Carros de outro planeta VI

De volta com a série mais preguiçosa do GPTotal. As colunas anteriores trataram dos extraterrestres Alfa 158/159 (confira aqui), Mercedes W196 e Lancia D50A (aqui), Maserati 250F (aqui), Cooper T51 e T53 (aqui) e Ferrari 156 (aqui).

Graça e delicadeza se unem como nunca na história da Fórmula 1 nos Lotus 25 e 33, carros gêmeos tornados famosos não só pelas vitórias em série quanto por terem sido as plataformas de lançamento do gênio de seu construtor, Colin Chapman, e de Jim Clark, piloto de qualidades equiparáveis apenas às de Juan Manuel Fangio e Ayrton Senna.

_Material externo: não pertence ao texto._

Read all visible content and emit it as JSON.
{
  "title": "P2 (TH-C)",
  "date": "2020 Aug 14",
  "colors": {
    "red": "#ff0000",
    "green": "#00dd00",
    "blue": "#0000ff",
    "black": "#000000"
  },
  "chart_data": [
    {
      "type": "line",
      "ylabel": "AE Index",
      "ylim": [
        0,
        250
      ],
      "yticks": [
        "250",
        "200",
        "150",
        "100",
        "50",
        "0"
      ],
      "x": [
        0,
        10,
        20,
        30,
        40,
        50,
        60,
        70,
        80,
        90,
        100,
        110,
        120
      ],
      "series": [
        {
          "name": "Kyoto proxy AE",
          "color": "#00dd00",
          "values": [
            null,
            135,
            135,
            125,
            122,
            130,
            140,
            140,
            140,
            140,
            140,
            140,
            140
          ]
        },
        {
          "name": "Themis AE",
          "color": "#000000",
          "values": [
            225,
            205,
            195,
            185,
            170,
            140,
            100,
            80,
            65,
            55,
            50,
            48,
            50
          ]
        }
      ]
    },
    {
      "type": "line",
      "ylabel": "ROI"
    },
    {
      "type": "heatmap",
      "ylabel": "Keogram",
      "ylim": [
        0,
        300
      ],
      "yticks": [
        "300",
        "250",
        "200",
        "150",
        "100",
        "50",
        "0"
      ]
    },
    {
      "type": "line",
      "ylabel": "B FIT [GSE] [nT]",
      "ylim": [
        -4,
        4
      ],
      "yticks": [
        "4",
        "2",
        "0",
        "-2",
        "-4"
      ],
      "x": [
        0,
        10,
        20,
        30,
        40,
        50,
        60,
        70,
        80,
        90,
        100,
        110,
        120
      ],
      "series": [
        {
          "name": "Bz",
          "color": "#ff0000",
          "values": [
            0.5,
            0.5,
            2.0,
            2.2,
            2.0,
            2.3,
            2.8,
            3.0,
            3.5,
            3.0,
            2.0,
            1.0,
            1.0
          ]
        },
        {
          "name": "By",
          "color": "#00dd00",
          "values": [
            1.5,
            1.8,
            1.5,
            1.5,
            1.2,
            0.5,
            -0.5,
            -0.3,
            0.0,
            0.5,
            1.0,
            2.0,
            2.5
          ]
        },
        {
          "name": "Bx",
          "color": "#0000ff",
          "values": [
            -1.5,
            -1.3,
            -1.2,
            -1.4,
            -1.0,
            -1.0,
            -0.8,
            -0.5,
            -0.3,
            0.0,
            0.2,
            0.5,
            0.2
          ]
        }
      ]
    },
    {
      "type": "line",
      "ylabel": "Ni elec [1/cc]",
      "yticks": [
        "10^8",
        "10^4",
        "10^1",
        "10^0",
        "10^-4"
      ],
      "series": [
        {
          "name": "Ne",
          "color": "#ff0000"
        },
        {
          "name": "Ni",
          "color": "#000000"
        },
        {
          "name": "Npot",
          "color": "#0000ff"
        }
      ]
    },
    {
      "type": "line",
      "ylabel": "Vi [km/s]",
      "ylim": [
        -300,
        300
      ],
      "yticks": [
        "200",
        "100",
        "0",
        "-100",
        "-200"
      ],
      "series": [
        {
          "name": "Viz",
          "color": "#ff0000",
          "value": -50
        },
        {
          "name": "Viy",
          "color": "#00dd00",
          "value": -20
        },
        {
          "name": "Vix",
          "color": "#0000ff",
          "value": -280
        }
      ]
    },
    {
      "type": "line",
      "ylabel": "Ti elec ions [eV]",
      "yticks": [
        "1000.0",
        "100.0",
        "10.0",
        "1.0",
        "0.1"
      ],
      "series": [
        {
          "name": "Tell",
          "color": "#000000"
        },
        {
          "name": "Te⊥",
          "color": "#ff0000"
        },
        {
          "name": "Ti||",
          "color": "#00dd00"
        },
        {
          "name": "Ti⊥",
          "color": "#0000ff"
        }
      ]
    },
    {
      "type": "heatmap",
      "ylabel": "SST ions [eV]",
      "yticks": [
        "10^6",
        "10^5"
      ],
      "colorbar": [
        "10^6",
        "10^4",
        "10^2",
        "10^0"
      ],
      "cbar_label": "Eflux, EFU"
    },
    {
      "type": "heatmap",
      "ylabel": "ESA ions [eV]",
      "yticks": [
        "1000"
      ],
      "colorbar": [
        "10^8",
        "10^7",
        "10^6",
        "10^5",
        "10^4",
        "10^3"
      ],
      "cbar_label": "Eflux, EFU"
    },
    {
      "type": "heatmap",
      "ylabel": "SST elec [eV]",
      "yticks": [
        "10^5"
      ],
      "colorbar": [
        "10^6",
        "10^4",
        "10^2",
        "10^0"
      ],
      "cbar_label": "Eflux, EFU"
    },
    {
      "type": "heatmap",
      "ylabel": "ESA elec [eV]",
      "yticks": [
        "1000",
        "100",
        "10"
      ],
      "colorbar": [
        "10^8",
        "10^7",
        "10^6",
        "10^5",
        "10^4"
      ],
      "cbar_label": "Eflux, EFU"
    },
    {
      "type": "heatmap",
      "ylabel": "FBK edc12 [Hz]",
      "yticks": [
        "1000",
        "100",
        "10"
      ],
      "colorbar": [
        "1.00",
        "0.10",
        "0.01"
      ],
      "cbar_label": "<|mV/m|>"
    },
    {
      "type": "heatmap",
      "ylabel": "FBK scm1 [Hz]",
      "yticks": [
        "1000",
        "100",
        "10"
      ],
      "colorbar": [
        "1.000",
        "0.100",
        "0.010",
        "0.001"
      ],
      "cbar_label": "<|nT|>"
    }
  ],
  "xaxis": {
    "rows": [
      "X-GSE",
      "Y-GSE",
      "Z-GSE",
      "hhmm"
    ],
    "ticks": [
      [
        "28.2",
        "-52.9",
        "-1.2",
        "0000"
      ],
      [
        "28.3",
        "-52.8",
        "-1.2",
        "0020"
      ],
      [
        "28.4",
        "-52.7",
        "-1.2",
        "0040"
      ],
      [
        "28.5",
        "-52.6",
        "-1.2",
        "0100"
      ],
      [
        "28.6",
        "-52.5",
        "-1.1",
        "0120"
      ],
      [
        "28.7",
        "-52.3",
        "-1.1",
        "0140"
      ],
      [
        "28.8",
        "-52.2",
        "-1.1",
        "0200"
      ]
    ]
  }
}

Os dois Lotus foram largamente dominantes – em 38 GPs disputados entre 62 e 65, conseguiram 19 vitórias – conquistando os Mundiais de 63 e 65. Poderiam, contudo, ter conquistado os quatro, não fosse azares cruéis, nas voltas finais das últimas corridas das temporadas.

Além de belo, o Lotus 25 foi revolucionário, tendo trazido para a F1 o conceito do chassi monocoque, que se tornaria mandatário nos anos seguintes.

Uma tecnologia de uso aeronáutico desde o começo do século XX, o chassi monocoque pode ser comparado à casca de um ovo, o corpo metálico do chassi sendo construído em peça única de alumínio e outros metais, suportando toda a carga do veículo. Seu antônimo é o chassi tubular, formado por tubos soldados.

A motivação de Chapman ao aplicar a tecnologia à F1 era simples: construir um chassi mais rígido e leve. Diz a lenda que os primeiros desenhos do carro foram feitos num guardanapo durante almoço em um restaurante próximo à fábrica da Lotus, no final de 61.

A comparação entre os parâmetros do chassi do Lotus 25 e de seu antecessor, o 21, de 61, são impressionantes. Este pesava 82 libras ante 65 do sucessor. Já a resistência à torção proporcionada pela nova tecnologia era 40% superior já nos primeiros testes, chegando mais tarde a 240%. A vantagem da resistência à torção revela-se principalmente nas velocidades em curva. Transformando em tempo de volta: de 61 para 62, a melhor volta em Spa foi pulverizada em quatro segundos por Clark. O Lotus 25, assim como o 33, era empurrado por um motor Climax de 1,5 litro, oito cilindros, 190 HPs.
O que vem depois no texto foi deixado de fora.